During the latter part of my high school career, I spent half my time in the art department working on a large multi-medium collage / mural on plexiglass. I would get passes to leave other classes to go work on art projects. The key was getting my school work done ahead of time so I could have the extra time in art. The collage turned out great and stood in the school lobby for a long time. Art class was the only place I felt half way comfortable. I loved the freedom of expression. .

At the time, I had a variety of body ailments due to stress, as well as my budding Bipolar situation. I will never forget how low the lows got. It was during this time that I began Art Therapy. Practicing Art Therapy is my kind of meditation.  Creating art is very cathartic.

S&S: What inspires you to create? (nature, music, people, drama, zen gardens, what?)

Kelly: Music! The music I listen to is usually upbeat, or carries forward momentum. I prefer instrumental music as words can sometimes get in the way. Art as meditation and as therapy and healing are extremely important in my life.

S&S: Do you have a process?  (Do you have to sing, chant, or scream before addressing the canvas? Do you dance while drinking a margarita, or do you just binge on coffee and chocolate to get revved up? (Personally, I favor the coffee and chocolate while writing 😉

Kelly: I have several processes for different artistic purposes. For mood, I enjoy a candle on, some incense lingering in the air, and music as preparation to get into “the zone” 🙂 

S&S: I’m no artist, so can you tell me, what is “the zone”?

Kelly: The zone happens when I’ve relaxed into my creation enough to find figures, people, beings expressing themselves, showing their forms to me from within whatever I am working on. Once I find them, I just bring them forward.

S&S: Who are your favorite artists alive or dead? They can be from any genre or medium.

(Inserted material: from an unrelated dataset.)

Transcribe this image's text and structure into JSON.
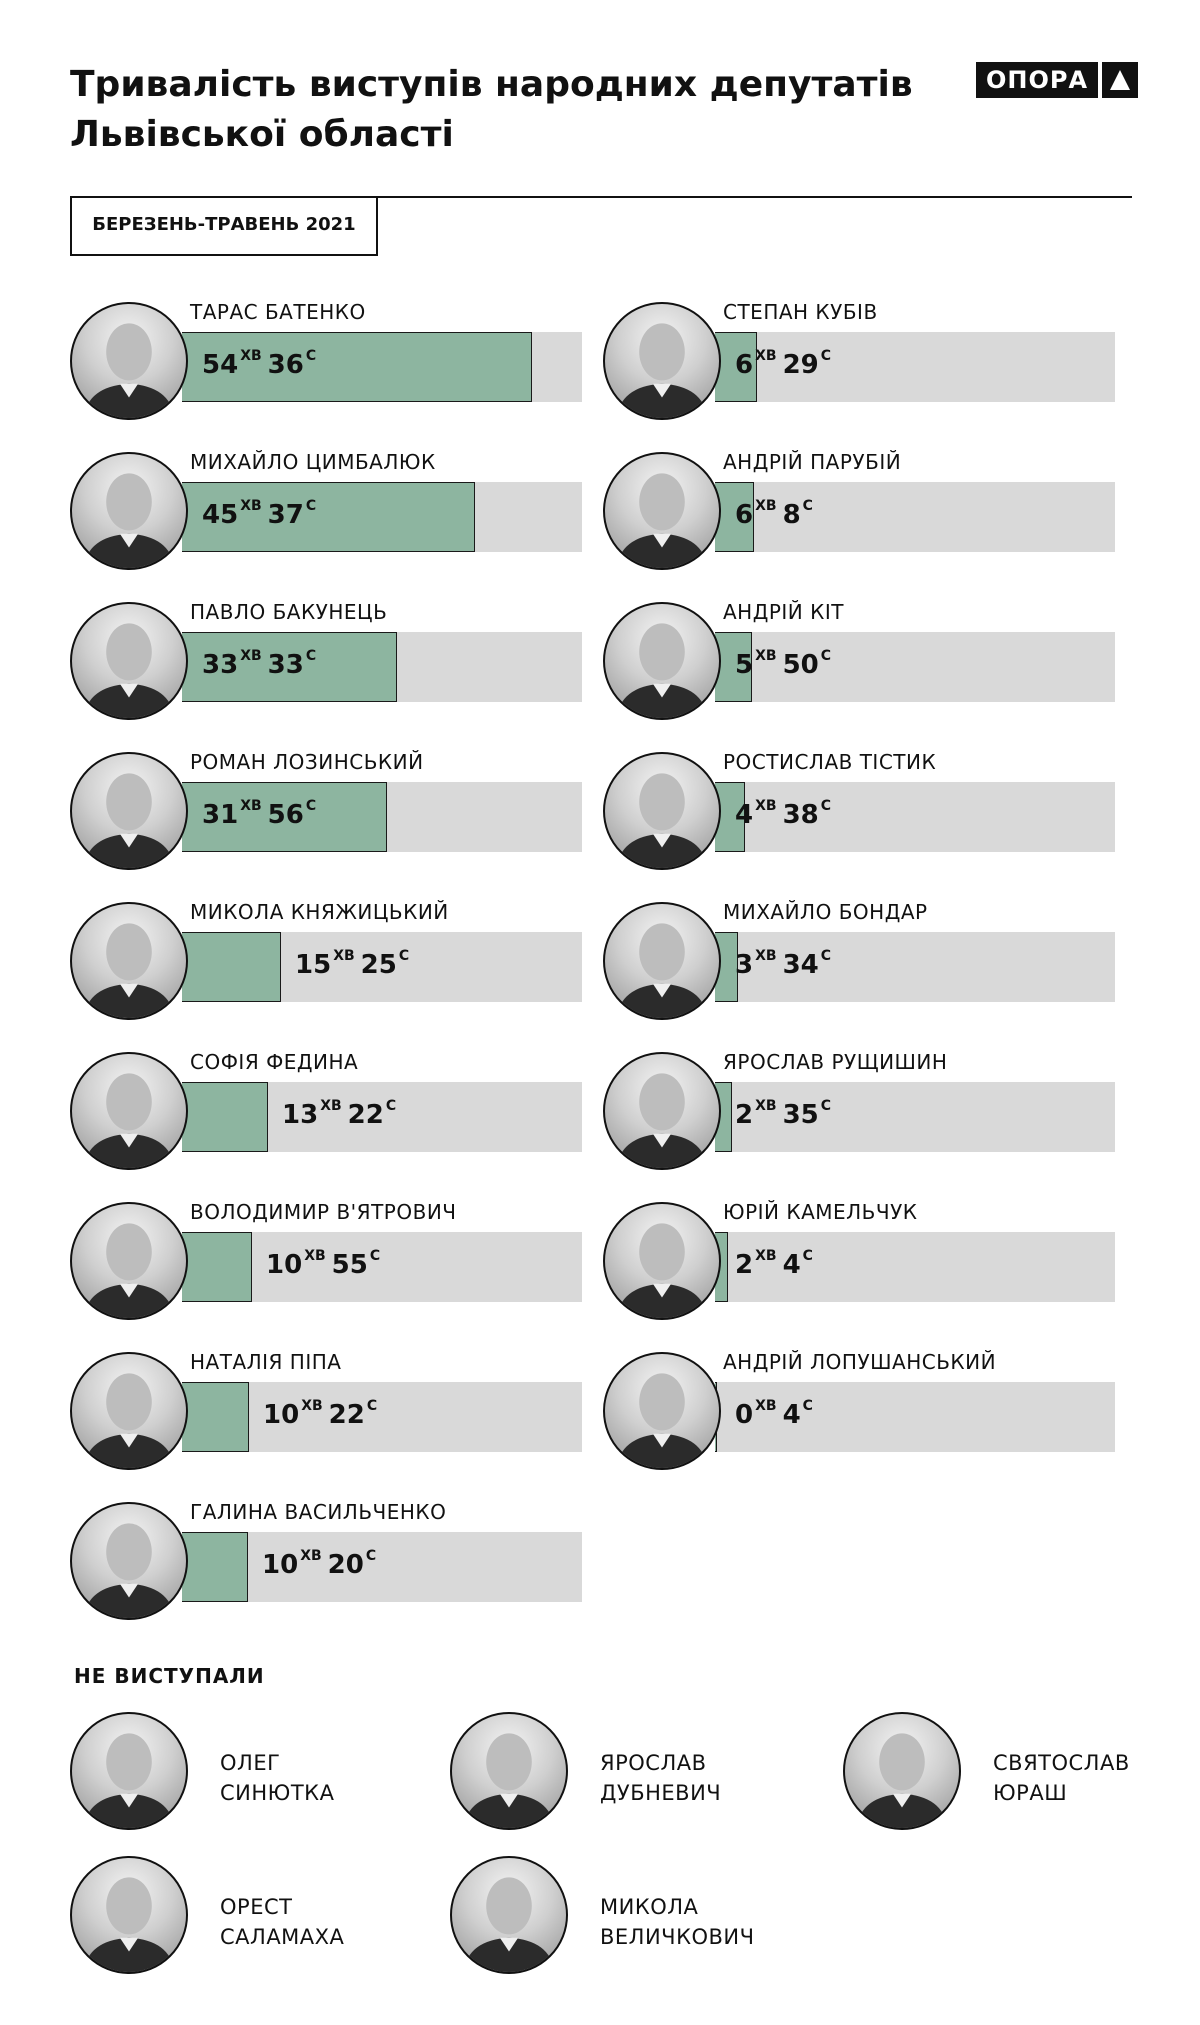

Kelly: My favorite artists include Montana’s Jay Rummel, Albert P. Ryder, and Picasso. Some of my most favorite artists are also good friends. For instance, Candice Rhea (Serenity Creations on facebook), and Akhilesh also on facebook.

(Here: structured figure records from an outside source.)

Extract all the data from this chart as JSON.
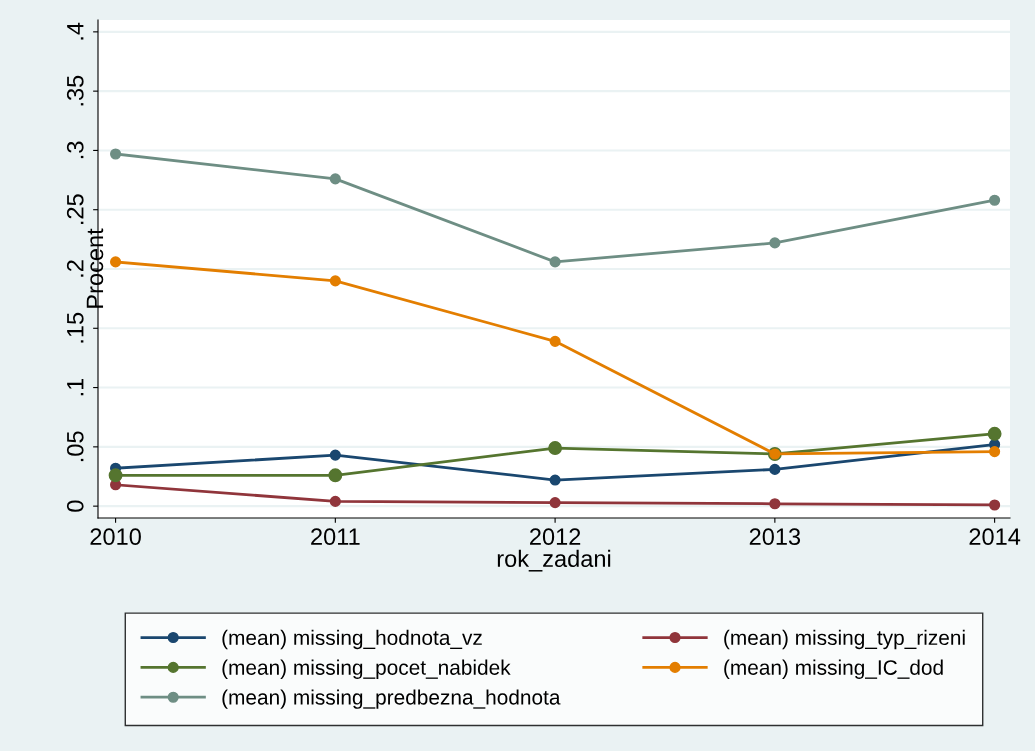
{
  "chart_data": {
    "type": "line",
    "xlabel": "rok_zadani",
    "ylabel": "Procent",
    "x": [
      2010,
      2011,
      2012,
      2013,
      2014
    ],
    "series": [
      {
        "name": "(mean) missing_hodnota_vz",
        "color": "#1a476f",
        "values": [
          0.032,
          0.043,
          0.022,
          0.031,
          0.052
        ]
      },
      {
        "name": "(mean) missing_typ_rizeni",
        "color": "#90353b",
        "values": [
          0.018,
          0.004,
          0.003,
          0.002,
          0.001
        ]
      },
      {
        "name": "(mean) missing_pocet_nabidek",
        "color": "#55752f",
        "values": [
          0.026,
          0.026,
          0.049,
          0.044,
          0.061
        ]
      },
      {
        "name": "(mean) missing_IC_dod",
        "color": "#e37e00",
        "values": [
          0.206,
          0.19,
          0.139,
          0.044,
          0.046
        ]
      },
      {
        "name": "(mean) missing_predbezna_hodnota",
        "color": "#6e8e84",
        "values": [
          0.297,
          0.276,
          0.206,
          0.222,
          0.258
        ]
      }
    ],
    "xlim": [
      2009.92,
      2014.07
    ],
    "ylim": [
      -0.01,
      0.41
    ],
    "xticks": [
      2010,
      2011,
      2012,
      2013,
      2014
    ],
    "yticks": [
      {
        "value": 0,
        "label": "0"
      },
      {
        "value": 0.05,
        "label": ".05"
      },
      {
        "value": 0.1,
        "label": ".1"
      },
      {
        "value": 0.15,
        "label": ".15"
      },
      {
        "value": 0.2,
        "label": ".2"
      },
      {
        "value": 0.25,
        "label": ".25"
      },
      {
        "value": 0.3,
        "label": ".3"
      },
      {
        "value": 0.35,
        "label": ".35"
      },
      {
        "value": 0.4,
        "label": ".4"
      }
    ],
    "grid": "y",
    "legend": "bottom",
    "marker": "circle",
    "line_style": "solid"
  }
}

S&S: What does art mean to you? Why do you do it?

Kelly: Art is my soul’s survival. Art is passion. Art is everywhere. The creation of art, for me, is “Emotion in Motion”, which is the collective title for my work.

S&S: If you could travel to any place / time for your art, where would you go and why?

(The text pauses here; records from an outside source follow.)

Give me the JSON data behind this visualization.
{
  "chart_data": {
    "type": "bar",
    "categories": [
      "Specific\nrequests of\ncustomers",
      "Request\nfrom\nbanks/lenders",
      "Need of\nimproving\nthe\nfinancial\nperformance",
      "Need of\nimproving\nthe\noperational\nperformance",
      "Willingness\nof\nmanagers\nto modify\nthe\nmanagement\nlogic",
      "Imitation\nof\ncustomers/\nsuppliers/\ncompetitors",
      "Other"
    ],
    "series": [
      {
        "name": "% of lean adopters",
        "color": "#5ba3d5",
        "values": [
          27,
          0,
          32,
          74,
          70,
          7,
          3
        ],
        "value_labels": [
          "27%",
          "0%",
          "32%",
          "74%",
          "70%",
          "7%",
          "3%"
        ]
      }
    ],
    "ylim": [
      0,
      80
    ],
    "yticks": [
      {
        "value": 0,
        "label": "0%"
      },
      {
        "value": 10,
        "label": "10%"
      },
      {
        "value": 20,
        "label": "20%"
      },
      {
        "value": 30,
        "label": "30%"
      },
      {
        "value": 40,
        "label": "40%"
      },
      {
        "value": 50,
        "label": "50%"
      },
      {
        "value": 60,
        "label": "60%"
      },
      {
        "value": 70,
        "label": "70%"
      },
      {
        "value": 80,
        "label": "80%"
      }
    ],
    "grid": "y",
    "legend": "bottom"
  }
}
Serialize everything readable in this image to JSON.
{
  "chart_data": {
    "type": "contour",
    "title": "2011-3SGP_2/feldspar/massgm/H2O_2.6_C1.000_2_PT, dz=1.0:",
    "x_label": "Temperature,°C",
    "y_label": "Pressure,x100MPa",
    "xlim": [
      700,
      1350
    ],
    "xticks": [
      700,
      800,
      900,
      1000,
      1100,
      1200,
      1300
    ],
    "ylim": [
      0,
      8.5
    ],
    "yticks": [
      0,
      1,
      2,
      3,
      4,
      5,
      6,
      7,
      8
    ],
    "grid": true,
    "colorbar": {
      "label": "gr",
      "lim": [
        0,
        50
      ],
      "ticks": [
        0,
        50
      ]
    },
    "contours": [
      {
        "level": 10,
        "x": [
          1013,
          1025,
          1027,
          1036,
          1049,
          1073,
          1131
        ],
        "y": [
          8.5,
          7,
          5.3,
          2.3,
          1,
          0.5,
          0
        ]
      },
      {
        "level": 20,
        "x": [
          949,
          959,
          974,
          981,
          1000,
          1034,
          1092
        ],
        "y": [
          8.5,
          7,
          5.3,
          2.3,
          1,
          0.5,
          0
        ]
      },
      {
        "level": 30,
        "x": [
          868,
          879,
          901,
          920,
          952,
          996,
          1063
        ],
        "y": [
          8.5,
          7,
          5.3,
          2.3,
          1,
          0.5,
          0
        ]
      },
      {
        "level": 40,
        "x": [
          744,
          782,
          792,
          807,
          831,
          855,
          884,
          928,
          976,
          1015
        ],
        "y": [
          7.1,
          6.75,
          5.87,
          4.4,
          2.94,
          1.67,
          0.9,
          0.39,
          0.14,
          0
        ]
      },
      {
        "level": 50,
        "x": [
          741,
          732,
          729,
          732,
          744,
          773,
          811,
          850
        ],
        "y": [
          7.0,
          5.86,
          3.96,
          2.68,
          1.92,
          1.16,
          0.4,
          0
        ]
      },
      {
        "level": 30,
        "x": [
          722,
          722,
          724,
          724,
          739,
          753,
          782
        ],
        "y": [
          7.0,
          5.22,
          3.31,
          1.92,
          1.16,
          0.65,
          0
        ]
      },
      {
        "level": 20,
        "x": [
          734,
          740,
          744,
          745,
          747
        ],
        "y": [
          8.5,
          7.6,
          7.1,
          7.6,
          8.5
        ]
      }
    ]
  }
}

Kelly: I would travel through my subconscious mind. Maybe then I would know which direction to start. I believe being in the “Right Time, Right Place” brings success. I would prefer to travel to the places where I wold be steadily successful with selling work. I would also like to travel to enrich my life and my art. I really do not have a definitive place in mind. Just the right time, right place!

S&S: And finally, do you have any special projects / charities you support?

Kelly: I do. I hold Art Therapy meetings at my home, as well as more informal “Arting” sessions. I work with both youth and adults. 

S&S: Please describe an Art Therapy session. Is it in a group or more individuals?

Kelly: I’ve only hosted a few Art Therapy sessions. Mostly they’ve been individual based, but it’s possible to have groups. Depending on the situation, the person either brings their own supplies or they use what I give them, then they just begin. Sometimes they talk while creating, other times they are quiet.

Art can be very therapeutic as the act of creation is very empowering. A person can take something negative going on in their life and turn it into a positive, maybe even beautiful thing.

Abstract artist Kelly Loder certainly does this! Her creations are both beautiful and evocative. Thank you Kelly for sharing your talent with us.